Design an Efficient and Thorough Interview Process
- Determine the required number of interview sessions, including any screening and testing sessions, and stick to that number; advise candidates up front what to expect. Arrange panel interviews to reduce the number of sessions needed.
- Select relevant HR reps and managers and ensure that they all commit to being available and prepared to conduct meaningful and thorough interviews. Whenever possible use the same interviewers so that all candidates may be evaluated via apple-to-apple comparisons. Reschedule an interview if one or more of the selected interviewers cannot attend a session.
- Ensure that all interviewers are knowledgeable about the position, candidate and the law. Interviewers should have a track record of connecting favorably with candidates, be aware of illegal or inappropriate questions to avoid and never use coy questions or comments to circumvent the law or put the candidate in an awkward position. If multiple individual sessions are scheduled, interviewers should compare notes to ensure smooth and efficient sessions. Interviewers should not make promises that cannot be kept or issue clichéd statements.
- Observe basic business etiquette by being punctual, welcoming, courteous and considerate of all candidates, both inside and outside the interview room. Avoid canceling or rescheduling sessions excessively. Always confirm appointments with candidates.
Negotiate Fairly With Women
On the flip side of my previous entry, The Feminine Negotiation Mystique, it behooves employers to view women and men equally in the workplace, and treat women fairly when negotiating starting salaries and other benefits. There’s been much discussion about the reasons that women “don’t ask,” and it’s becoming evident (again) that the harsh attitudes that employers adopt toward women who dare to negotiate are a big factor–and a travesty. And it doesn’t stop with the job offer but continues throughout a woman’s career. Because such discriminatory practices are so entrenched, many managers often fail to recognize such unfair behavior in themselves or others.
Companies that take immediate and forceful steps to correct pay and negotiation discrimination will reap great rewards in reputation and loyalty, not only among its employees but also its external audiences:
- Conduct a self-audit on salaries and compensation practices to ensure gender pay equality.
- Ensure that established policies and practices include fair and equal treatment of both genders in salary and other negotiations.
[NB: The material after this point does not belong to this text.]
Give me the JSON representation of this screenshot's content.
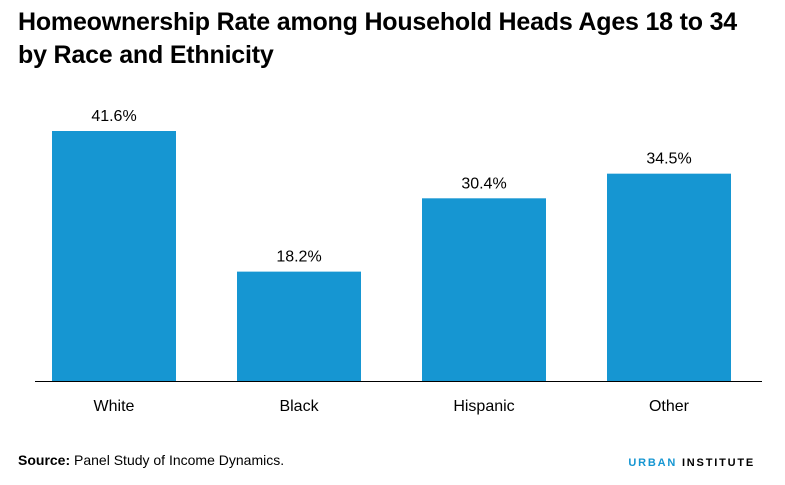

- Ensure that training for staff who are directly involved with candidate negotiations, salaries, bonuses and other compensation items is included in the company’s standard professional development program, and that strong internal communications to all staff make everyone aware of gender fairness practices with regard to salary negotiations for both job candidates and employees.
It’s worth every penny and amount of effort that a company puts into its ACE. Even in the face of disappointment, applicants appreciate employer responsiveness and respect, and the winning candidates appreciate fair treatment in negotiations.